Cluster-wide overclocking...

Robert G. Brown rgb@phy.duke.edu
Thu, 24 Sep 1998 10:09:57 -0400


On Wed, 23 Sep 1998, Shachar Tal wrote:

> However, sanity checks in this particular case show that 1 in approx. 1.2
> billion calculations fail, and then computing it again covers up for the
> glitch, and we still benefit from overclocking.

Hmmm, on a beowulf with (say) 10 CPUs executing (say) only 100 million
floating point calculations per second each, that means that you have a
failure a second -- and you still benefit?  Calculating every number
twice seems like it might double the time required to complete a
calculation, and anything less will not necessarily reveal the problem.
Then, how can you actually tell that the problem exists?  My beowulf
performs on the close order of (that is, within a factor of ten or so)

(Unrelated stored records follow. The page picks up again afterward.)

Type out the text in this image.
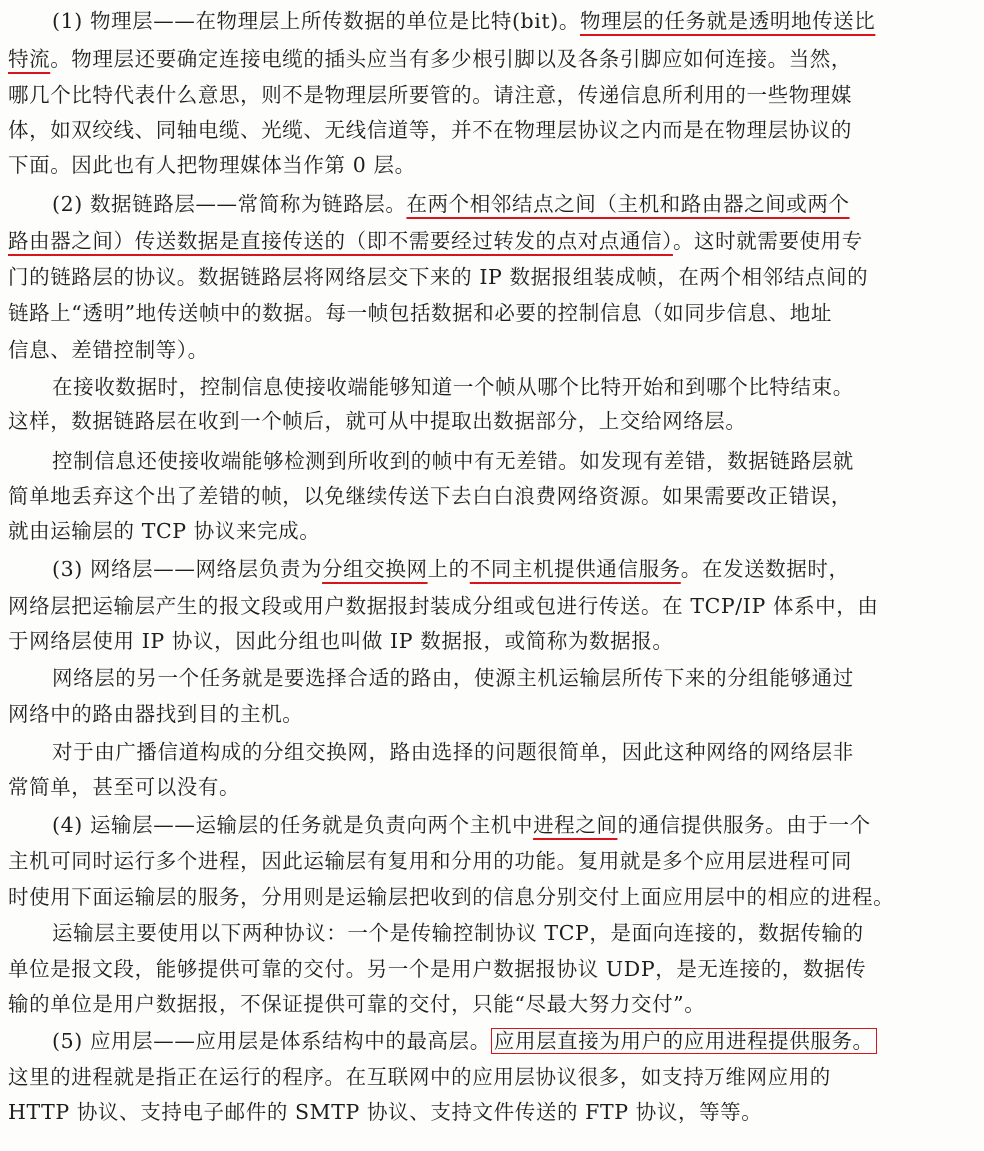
(1) 物理层——在物理层上所传数据的单位是比特(bit)。物理层的任务就是透明地传送比
特流。物理层还要确定连接电缆的插头应当有多少根引脚以及各条引脚应如何连接。当然，
哪几个比特代表什么意思，则不是物理层所要管的。请注意，传递信息所利用的一些物理媒
体，如双绞线、同轴电缆、光缆、无线信道等，并不在物理层协议之内而是在物理层协议的
下面。因此也有人把物理媒体当作第 0 层。
(2) 数据链路层——常简称为链路层。在两个相邻结点之间（主机和路由器之间或两个
路由器之间）传送数据是直接传送的（即不需要经过转发的点对点通信）。这时就需要使用专
门的链路层的协议。数据链路层将网络层交下来的 IP 数据报组装成帧，在两个相邻结点间的
链路上“透明”地传送帧中的数据。每一帧包括数据和必要的控制信息（如同步信息、地址
信息、差错控制等）。
在接收数据时，控制信息使接收端能够知道一个帧从哪个比特开始和到哪个比特结束。
这样，数据链路层在收到一个帧后，就可从中提取出数据部分，上交给网络层。
控制信息还使接收端能够检测到所收到的帧中有无差错。如发现有差错，数据链路层就
简单地丢弃这个出了差错的帧，以免继续传送下去白白浪费网络资源。如果需要改正错误，
就由运输层的 TCP 协议来完成。
(3) 网络层——网络层负责为分组交换网上的不同主机提供通信服务。在发送数据时，
网络层把运输层产生的报文段或用户数据报封装成分组或包进行传送。在 TCP/IP 体系中，由
于网络层使用 IP 协议，因此分组也叫做 IP 数据报，或简称为数据报。
网络层的另一个任务就是要选择合适的路由，使源主机运输层所传下来的分组能够通过
网络中的路由器找到目的主机。
对于由广播信道构成的分组交换网，路由选择的问题很简单，因此这种网络的网络层非
常简单，甚至可以没有。
(4) 运输层——运输层的任务就是负责向两个主机中进程之间的通信提供服务。由于一个
主机可同时运行多个进程，因此运输层有复用和分用的功能。复用就是多个应用层进程可同
时使用下面运输层的服务，分用则是运输层把收到的信息分别交付上面应用层中的相应的进程。
运输层主要使用以下两种协议：一个是传输控制协议 TCP，是面向连接的，数据传输的
单位是报文段，能够提供可靠的交付。另一个是用户数据报协议 UDP，是无连接的，数据传
输的单位是用户数据报，不保证提供可靠的交付，只能“尽最大努力交付”。
(5) 应用层——应用层是体系结构中的最高层。 应用层直接为用户的应用进程提供服务。
这里的进程就是指正在运行的程序。在互联网中的应用层协议很多，如支持万维网应用的
HTTP 协议、支持电子邮件的 SMTP 协议、支持文件传送的 FTP 协议，等等。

100x10^6 x 50 x 86400 = 4x10^14 

floats a day.  At one error per 10^9, that is around 10^5 errors/day.  I
cannot even think of a sanity check that would work in this case in
Monte Carlo code (my particular problem) -- random errors at this rate
undoubtedly have a distribution and undoubtedly the distribution
satisfies the Central Limit Theorem, so two daylong runs will both
produce the same -- wrong -- answer.  This would be true even if the
runs were only ten or twenty minutes long.

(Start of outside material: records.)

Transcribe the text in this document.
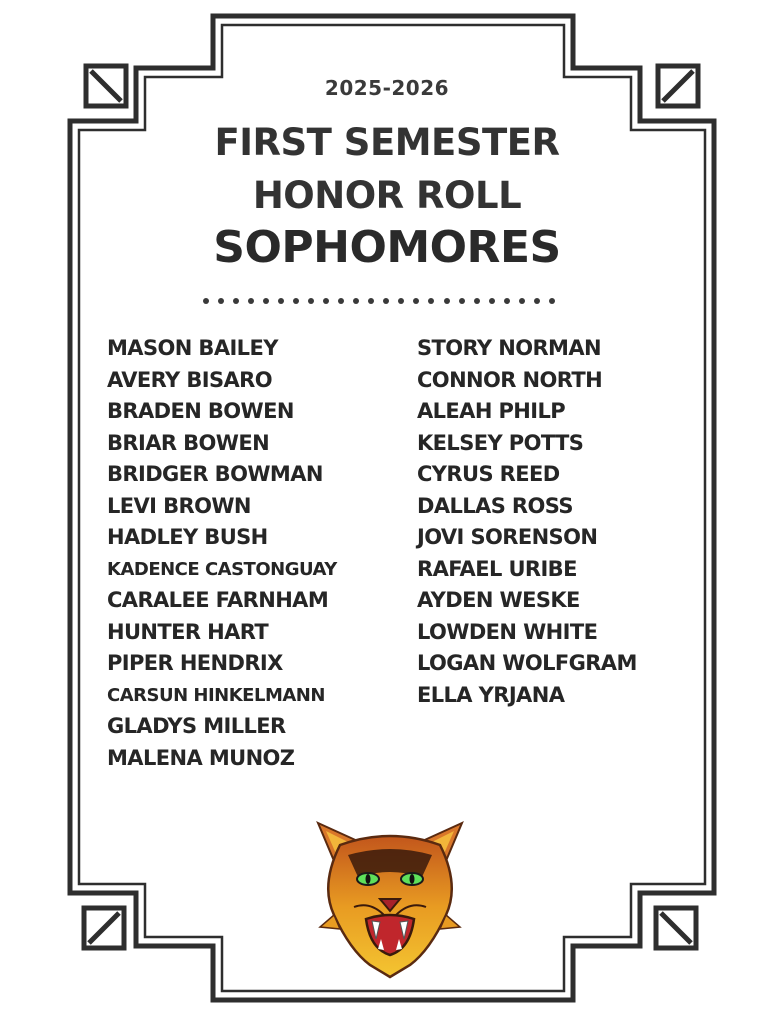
2025-2026
FIRST SEMESTER
HONOR ROLL
SOPHOMORES
MASON BAILEY
AVERY BISARO
BRADEN BOWEN
BRIAR BOWEN
BRIDGER BOWMAN
LEVI BROWN
HADLEY BUSH
KADENCE CASTONGUAY
CARALEE FARNHAM
HUNTER HART
PIPER HENDRIX
CARSUN HINKELMANN
GLADYS MILLER
MALENA MUNOZ
STORY NORMAN
CONNOR NORTH
ALEAH PHILP
KELSEY POTTS
CYRUS REED
DALLAS ROSS
JOVI SORENSON
RAFAEL URIBE
AYDEN WESKE
LOWDEN WHITE
LOGAN WOLFGRAM
ELLA YRJANA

Would you trust a calculation performed with faulty memory?  Would you
trust a calculation on a beowulf interconnected with a modem on noisy
phone lines?  Sure you have parity, or ECC, or CRC tests, but they all
fail with some probability that is WAY TOO HIGH when you are looking at
10^14 (that's 100 TRILLION) FLOPS a day (I know, whatever a FLOP or an
IP is:-).  I worry about the failure rate on HEALTHY NON OVERCLOCKED
CPUs.  If the CPU itself has a floating point bug (as several Intel
processors in the past have had;-) or has a even a very infrequent error
rate, current CPU speeds make it increasingly likely that the error will
show up in real time. The same problem exists with many random number
generators -- an algorithm with a period that used to be "infinity" ten
years ago can cycle once or twice a day today. 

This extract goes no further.